The first series of manned/unmanned operations began when the ship launched an F/A-18 and an X-47B. After an eight-minute flight, the X-47B executed an arrested landing, folded its wings and taxied out of the landing area. The deck-based operator used newly developed deck handling control to manually move the aircraft out of the way of other aircraft, allowing the F/A-18 to touch down close behind the X-47B’s recovery.

This cooperative launch and recovery sequence will be repeated multiple times over the course of the planned test periods. The X-47B performed multiple arrested landings, catapults, flight deck taxiing and deck refueling operations.

“For this test period, we really focused on integration with manned aircraft,” said Navy Lt. Cmdr. Brian Hall, X-47B flight test director. “We re-engineered the tailhook retract actuator and updated operating software to expedite wingfold during taxi, both of which reduce time in the landing area post-recovery. Our goal was to minimize the time in the landing area and improve the flow with manned aircraft in the landing pattern.”

“The X-47B’s air vehicle performance, testing efficiency and safety technologies and procedures developed and tested throughout the program’s execution have paved the way for the Navy’s future carrier-based unmanned system capability,” said Navy Rear Adm. Mat Winter, who oversees the Program Executive Office for Unmanned Aviation and Strike Weapons.

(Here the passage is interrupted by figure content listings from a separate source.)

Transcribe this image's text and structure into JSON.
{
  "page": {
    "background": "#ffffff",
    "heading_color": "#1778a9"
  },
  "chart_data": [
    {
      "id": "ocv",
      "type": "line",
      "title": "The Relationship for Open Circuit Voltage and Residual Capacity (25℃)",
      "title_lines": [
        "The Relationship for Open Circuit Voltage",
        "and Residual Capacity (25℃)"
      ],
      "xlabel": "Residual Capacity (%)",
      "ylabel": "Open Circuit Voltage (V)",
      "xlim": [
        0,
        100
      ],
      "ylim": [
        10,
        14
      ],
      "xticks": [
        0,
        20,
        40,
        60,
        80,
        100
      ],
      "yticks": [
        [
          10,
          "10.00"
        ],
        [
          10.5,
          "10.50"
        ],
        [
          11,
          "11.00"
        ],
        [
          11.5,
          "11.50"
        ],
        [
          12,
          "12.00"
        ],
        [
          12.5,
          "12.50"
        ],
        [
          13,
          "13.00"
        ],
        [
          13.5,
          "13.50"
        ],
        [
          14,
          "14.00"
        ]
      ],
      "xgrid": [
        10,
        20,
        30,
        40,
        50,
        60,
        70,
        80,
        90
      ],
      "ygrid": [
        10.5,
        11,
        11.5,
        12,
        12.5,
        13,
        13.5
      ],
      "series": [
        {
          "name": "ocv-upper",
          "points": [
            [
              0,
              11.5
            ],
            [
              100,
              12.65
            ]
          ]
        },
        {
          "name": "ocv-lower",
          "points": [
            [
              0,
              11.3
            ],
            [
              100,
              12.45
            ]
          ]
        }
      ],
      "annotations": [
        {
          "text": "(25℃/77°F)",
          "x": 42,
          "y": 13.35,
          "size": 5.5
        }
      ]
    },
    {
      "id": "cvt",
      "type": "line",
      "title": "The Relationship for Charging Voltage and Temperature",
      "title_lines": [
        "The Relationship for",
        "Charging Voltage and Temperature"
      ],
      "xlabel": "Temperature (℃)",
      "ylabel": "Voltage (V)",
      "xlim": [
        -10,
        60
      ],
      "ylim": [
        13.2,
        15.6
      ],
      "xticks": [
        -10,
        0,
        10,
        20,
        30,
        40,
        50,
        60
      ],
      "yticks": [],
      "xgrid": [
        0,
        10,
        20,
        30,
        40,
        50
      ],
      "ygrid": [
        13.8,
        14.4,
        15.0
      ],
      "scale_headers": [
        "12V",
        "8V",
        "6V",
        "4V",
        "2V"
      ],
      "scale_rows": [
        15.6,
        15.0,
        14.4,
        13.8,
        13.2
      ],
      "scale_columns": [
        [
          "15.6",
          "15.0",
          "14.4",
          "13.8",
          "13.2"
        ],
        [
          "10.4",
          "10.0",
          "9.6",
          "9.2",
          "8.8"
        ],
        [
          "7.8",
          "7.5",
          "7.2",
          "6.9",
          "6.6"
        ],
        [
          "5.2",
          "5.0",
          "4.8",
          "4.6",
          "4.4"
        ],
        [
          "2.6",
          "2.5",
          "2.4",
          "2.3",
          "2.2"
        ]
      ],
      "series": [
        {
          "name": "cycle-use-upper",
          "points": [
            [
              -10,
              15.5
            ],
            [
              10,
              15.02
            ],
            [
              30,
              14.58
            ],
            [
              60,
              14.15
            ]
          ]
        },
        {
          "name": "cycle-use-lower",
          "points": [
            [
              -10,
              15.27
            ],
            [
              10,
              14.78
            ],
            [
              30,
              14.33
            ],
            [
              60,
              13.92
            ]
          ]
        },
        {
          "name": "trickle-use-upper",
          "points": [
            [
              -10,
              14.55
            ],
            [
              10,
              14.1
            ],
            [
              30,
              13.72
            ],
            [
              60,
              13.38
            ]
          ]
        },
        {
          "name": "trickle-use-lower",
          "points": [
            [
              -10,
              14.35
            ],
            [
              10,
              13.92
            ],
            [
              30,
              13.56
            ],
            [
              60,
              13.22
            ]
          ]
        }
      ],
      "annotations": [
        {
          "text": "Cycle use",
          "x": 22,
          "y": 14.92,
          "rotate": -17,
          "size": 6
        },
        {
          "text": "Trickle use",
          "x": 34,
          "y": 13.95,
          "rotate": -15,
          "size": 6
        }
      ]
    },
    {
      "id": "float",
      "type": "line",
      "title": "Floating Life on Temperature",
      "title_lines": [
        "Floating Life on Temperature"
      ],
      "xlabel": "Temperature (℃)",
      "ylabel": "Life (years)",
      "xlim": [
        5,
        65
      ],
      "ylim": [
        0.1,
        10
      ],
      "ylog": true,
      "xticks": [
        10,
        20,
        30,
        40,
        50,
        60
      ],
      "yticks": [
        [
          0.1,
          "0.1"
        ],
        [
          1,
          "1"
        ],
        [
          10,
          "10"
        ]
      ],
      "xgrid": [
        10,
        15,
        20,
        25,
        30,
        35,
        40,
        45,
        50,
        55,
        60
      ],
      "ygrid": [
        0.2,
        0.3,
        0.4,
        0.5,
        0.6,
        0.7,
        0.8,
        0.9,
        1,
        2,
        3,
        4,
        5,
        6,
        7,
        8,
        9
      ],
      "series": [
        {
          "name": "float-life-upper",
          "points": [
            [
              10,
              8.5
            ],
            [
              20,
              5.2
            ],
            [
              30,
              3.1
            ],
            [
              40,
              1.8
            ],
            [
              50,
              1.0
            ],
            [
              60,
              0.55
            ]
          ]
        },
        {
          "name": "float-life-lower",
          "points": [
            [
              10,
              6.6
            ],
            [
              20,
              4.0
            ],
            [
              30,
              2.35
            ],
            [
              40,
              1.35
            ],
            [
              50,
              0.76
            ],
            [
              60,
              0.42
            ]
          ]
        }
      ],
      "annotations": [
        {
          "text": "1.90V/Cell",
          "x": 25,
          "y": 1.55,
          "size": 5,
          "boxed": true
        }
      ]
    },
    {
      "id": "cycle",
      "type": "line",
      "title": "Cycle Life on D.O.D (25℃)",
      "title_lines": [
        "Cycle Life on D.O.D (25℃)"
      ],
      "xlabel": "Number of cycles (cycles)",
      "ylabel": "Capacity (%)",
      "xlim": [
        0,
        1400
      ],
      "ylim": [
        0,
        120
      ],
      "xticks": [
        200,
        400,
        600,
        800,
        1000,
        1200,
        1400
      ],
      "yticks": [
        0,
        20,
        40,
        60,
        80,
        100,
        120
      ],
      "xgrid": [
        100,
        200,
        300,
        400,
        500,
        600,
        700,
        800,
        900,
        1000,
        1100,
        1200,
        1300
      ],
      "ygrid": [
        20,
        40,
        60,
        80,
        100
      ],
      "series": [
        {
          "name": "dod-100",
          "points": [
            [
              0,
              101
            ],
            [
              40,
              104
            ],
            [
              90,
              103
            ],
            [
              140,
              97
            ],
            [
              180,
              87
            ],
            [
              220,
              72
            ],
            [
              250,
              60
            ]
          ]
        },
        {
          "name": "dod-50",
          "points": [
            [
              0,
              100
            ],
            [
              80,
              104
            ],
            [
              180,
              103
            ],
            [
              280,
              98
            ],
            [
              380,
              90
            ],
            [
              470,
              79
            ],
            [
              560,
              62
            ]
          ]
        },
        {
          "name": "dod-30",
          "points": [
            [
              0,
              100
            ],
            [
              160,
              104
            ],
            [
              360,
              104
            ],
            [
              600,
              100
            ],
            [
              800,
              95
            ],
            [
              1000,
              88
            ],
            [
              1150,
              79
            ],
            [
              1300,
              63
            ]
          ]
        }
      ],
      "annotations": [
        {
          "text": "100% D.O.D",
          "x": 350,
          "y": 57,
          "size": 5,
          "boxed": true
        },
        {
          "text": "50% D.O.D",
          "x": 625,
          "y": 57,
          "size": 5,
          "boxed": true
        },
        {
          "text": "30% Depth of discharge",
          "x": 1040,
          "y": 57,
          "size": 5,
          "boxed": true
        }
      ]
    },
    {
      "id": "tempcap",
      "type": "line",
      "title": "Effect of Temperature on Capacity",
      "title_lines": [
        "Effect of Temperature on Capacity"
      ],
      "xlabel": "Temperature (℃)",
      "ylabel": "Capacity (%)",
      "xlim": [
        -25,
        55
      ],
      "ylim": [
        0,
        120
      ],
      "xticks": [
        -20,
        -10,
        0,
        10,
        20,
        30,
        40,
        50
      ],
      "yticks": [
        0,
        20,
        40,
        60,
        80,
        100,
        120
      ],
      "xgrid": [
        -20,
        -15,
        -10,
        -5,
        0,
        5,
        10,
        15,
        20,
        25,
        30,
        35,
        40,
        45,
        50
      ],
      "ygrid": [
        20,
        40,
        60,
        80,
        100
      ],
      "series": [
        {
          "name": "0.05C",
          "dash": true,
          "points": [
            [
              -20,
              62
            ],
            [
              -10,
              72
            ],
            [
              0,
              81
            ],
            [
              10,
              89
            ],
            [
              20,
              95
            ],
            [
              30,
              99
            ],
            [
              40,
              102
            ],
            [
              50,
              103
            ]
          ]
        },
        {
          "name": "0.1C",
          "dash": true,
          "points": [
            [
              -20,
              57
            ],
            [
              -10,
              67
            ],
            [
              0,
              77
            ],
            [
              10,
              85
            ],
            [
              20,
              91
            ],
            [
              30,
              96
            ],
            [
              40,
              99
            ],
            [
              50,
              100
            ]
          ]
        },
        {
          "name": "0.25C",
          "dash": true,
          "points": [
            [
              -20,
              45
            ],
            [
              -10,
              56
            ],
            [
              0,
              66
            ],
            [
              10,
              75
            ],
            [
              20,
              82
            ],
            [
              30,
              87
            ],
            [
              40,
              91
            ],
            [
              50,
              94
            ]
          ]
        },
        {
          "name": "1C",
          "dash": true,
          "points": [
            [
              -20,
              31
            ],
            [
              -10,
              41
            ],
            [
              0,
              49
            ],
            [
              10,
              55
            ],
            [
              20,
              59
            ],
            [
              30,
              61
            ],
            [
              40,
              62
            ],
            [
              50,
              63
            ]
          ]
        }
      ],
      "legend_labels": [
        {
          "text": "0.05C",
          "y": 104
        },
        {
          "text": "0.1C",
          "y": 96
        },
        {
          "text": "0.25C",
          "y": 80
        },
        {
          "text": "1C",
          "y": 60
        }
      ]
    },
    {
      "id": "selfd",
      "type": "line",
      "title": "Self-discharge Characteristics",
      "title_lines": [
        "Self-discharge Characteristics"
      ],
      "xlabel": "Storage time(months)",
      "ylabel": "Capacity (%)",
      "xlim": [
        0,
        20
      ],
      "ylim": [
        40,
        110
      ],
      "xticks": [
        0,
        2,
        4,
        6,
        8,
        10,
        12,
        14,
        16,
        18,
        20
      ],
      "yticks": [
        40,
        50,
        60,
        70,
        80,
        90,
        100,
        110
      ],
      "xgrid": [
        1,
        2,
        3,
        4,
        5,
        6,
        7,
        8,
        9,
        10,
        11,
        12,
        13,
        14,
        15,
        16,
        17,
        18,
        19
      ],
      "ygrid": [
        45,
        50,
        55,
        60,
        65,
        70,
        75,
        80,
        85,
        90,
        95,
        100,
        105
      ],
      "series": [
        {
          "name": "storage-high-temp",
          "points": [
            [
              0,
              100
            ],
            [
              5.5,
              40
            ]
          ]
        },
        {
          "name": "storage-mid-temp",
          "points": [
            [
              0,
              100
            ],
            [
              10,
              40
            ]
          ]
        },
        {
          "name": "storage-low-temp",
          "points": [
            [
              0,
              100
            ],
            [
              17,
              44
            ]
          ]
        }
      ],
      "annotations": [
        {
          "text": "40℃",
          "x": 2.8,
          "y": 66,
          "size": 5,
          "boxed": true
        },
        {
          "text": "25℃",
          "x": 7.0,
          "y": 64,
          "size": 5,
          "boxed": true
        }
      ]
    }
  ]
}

The X-47B will remain aboard CVN 71 for the duration of the underway period. It will perform additional cooperative deck and flight operations with F/A-18s and complete night deck handling and flying quality evaluations.

The Navy will continue X-47B flight operations over the next year to refine the concept of operations to demonstrate the integration of unmanned carrier-based aircraft within the carrier environment and mature technologies for the future Unmanned Carrier Launched Airborne Surveillance and Strike system.